A broadside is a sheet of paper, printed on one side only forming one large page, and from the 1640s, broadsides increasingly provided information to the public in the form of proclamations, declarations and laws. In 1642 civil war broke out in England between Parliamentarians and Royalists. It was a brutal and bloody conflict costing hundreds of thousands of live over the kingdoms of England, Scotland and Ireland.
It was a war fought not only on battlefields but with words. Print took on a new importance during this period. At the end of the sixteenth century, the presses had produced around 260 items a year. In 1641 they produced over 2000; in 1642 over 4,000.
In a series of five films, Sarah Lawrence Director and Wadham Historian George Southcombe talks to Oxford academics – Clive Holmes on the Civil War period; Grant Tapsell on the Restoration; Paul Nash on the printing of broadsides and Sophie Aldred on seventeenth-century reading practices.
Discussing the civil war period Dr Holmes said: “Some…welcomed the opportunities provided by print to create a new nation, a nation of citizens who were fully informed and able to discuss serious issues of religion and politics. Many also felt this was a very dangerous thing – it was dangerous to provide materials which would make available dangerous and heretical views to the populace. In 1642 Charles I complained bitterly of the uses of the press by parliamentarian leaders.” Interestingly, he added, Charles I was making this comment in print.

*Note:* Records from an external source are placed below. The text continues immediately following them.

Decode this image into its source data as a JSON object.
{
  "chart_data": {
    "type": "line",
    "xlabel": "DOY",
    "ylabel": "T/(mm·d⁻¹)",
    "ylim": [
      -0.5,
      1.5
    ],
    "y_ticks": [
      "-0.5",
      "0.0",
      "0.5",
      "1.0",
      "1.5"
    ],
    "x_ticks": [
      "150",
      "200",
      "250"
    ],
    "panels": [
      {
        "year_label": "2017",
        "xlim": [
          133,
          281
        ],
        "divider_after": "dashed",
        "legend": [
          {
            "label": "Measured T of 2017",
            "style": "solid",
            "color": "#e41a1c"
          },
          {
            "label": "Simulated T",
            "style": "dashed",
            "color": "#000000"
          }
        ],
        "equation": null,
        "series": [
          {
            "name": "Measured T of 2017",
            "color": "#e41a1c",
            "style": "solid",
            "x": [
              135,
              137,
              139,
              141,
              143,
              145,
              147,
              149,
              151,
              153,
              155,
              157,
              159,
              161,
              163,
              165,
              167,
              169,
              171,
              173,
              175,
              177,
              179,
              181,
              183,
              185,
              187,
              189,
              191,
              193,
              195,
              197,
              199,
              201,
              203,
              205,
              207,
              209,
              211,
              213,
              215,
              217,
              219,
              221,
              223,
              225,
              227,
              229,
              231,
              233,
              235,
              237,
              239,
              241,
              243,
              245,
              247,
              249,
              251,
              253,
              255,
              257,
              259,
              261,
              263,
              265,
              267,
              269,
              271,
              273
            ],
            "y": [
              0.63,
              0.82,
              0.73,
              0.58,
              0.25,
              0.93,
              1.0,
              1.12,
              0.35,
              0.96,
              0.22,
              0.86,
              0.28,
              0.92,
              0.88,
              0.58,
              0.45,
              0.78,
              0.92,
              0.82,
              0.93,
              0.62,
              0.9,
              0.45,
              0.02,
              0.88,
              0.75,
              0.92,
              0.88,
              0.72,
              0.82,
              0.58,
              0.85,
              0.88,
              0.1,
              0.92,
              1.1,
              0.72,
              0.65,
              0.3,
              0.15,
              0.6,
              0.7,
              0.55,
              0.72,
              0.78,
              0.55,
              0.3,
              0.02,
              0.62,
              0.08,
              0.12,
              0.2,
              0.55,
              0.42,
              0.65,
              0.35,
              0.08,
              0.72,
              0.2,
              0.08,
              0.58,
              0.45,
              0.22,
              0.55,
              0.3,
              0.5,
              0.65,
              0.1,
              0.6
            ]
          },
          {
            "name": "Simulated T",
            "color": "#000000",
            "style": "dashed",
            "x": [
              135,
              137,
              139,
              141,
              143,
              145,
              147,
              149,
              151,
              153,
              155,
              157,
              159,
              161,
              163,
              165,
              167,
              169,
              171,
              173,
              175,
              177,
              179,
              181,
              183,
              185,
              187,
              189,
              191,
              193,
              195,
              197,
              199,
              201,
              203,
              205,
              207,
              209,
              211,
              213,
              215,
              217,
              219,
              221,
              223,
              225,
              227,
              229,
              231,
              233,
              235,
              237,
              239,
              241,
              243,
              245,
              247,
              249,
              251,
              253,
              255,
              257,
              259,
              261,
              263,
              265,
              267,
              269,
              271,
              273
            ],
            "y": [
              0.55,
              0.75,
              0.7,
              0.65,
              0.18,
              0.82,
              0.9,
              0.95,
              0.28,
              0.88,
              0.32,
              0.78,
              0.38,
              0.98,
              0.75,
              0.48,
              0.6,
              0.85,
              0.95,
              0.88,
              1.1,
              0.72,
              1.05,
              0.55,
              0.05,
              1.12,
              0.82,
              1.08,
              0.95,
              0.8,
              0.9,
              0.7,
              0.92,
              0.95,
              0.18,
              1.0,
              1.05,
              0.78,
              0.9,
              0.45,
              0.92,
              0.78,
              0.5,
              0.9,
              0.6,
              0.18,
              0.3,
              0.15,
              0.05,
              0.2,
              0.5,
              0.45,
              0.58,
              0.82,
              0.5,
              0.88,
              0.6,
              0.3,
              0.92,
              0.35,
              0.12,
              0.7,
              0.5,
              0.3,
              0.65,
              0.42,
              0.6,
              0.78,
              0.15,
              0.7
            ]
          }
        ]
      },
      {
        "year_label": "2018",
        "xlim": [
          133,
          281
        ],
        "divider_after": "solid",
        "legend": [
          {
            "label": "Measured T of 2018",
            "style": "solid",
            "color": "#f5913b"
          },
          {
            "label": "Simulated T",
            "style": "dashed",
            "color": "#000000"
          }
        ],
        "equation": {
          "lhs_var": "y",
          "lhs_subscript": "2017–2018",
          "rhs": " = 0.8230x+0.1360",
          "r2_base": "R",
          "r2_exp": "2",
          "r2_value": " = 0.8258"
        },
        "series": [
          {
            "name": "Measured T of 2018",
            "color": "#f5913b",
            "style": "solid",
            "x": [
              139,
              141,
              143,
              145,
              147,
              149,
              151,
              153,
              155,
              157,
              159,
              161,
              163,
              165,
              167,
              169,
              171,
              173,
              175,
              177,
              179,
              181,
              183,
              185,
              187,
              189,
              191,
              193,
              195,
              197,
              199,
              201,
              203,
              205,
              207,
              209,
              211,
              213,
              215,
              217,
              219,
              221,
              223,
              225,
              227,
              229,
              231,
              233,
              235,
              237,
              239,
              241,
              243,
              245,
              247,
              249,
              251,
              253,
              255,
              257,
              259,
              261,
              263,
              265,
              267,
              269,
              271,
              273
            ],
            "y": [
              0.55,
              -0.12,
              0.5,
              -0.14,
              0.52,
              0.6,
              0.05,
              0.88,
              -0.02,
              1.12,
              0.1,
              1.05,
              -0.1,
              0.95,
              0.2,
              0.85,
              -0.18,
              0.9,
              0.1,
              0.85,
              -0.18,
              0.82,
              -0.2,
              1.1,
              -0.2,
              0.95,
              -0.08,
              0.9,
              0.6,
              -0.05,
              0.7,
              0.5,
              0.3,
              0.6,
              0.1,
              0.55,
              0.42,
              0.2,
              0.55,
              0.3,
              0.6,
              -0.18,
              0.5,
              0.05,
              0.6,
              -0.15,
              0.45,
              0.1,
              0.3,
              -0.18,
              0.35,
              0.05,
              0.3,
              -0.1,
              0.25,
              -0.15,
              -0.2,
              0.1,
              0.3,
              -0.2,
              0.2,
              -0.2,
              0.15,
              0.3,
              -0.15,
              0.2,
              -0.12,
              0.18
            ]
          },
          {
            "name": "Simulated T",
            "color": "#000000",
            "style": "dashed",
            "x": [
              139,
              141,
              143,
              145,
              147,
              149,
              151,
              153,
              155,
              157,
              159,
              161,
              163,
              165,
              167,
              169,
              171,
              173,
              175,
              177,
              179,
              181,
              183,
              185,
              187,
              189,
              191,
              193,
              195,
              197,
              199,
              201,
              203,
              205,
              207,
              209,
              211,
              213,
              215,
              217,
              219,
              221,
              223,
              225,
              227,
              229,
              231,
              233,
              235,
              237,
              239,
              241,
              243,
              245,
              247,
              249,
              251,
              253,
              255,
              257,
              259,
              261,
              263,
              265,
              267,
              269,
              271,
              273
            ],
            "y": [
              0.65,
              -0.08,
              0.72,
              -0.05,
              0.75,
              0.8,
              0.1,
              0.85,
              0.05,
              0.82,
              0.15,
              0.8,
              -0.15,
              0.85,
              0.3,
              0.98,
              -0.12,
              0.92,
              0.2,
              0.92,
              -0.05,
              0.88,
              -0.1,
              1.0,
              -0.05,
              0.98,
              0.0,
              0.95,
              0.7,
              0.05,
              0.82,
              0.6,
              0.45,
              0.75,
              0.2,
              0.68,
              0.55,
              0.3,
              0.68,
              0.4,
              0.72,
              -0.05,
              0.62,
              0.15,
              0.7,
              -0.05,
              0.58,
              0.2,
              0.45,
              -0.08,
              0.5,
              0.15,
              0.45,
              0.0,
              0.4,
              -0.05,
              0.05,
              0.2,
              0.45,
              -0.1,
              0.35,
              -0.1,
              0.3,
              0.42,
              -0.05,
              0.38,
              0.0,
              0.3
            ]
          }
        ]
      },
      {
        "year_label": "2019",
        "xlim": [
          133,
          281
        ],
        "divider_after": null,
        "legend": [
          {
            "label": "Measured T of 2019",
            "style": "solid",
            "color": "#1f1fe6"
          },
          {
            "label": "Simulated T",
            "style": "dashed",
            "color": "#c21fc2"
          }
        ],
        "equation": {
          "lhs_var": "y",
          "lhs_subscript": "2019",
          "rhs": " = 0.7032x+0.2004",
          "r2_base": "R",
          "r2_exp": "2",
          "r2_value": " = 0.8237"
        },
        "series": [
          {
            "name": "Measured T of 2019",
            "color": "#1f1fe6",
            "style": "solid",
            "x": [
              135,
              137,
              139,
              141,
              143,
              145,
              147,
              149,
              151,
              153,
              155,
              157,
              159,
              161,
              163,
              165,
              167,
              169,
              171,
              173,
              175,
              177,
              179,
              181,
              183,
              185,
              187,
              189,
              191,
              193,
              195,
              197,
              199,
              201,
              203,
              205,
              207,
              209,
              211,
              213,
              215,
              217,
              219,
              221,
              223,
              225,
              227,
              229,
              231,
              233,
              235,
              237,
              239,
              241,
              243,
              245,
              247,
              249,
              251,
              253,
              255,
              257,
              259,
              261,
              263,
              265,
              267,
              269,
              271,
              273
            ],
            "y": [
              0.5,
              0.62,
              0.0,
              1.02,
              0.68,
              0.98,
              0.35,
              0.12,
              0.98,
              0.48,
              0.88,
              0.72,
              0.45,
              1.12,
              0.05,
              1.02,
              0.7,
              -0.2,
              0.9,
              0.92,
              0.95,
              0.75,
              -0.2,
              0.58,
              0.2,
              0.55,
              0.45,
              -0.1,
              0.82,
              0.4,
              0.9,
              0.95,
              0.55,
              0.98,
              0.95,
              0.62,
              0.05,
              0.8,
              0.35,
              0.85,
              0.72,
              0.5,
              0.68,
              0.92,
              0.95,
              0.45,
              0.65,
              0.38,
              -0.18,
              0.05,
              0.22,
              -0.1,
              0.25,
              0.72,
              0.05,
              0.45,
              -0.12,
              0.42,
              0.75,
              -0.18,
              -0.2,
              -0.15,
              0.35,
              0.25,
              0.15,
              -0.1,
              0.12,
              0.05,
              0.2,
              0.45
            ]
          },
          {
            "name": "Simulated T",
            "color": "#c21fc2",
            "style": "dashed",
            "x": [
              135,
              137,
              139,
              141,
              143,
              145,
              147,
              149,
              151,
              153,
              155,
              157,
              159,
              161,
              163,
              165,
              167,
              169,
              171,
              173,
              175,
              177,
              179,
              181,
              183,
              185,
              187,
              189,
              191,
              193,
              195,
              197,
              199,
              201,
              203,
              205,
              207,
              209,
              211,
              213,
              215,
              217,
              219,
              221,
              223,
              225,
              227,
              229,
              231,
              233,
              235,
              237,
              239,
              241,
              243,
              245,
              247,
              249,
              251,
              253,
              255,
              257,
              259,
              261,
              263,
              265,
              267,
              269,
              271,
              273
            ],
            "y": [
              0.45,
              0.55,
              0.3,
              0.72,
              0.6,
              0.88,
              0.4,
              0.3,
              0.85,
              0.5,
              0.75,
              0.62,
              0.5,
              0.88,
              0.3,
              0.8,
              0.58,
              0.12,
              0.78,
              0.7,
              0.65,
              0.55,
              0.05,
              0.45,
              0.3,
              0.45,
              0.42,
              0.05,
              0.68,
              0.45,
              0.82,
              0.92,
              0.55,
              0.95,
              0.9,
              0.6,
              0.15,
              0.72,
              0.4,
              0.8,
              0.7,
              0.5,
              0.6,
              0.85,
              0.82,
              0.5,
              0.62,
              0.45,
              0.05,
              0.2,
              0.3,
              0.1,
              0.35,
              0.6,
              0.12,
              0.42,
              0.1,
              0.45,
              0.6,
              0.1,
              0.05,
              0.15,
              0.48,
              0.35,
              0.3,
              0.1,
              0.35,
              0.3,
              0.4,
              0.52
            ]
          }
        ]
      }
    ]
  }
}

The films are produced by Wadham Librarian Tim Kirtley.
Part 1 – Introduction
George Southcombe introduces the Wadham Broadsides and the importance of the print industry in the early 1640s as civil war broke out in England.
Part 2 - Civil War
Historians Clive Holmes and George Southcombe discuss the Civil War period and the significance of print in the 1640s and 50s. “Print is one of the major revolutionary features of this period”.
Part 3 - Restoration
Historians Grant Tapsell and George Southcombe discuss the return to a monarchy in 1660 after the turbulence and disruption of Civil War.
Part 4 – Printing
George Southcombe is joined by Printing Historian Paul Nash who describes the hand printing process of the Wadham Broadsides, involving a wooden press, metal type-setting, woodcuts for decoration, a beater and a puller.
Part 5 – Reading
Sophie Aldred talks to George Southcombe about the way that Wadham’s Broadsides would have been read in the 1640s and 50s when reading was a group activity where texts would be shared orally after reading.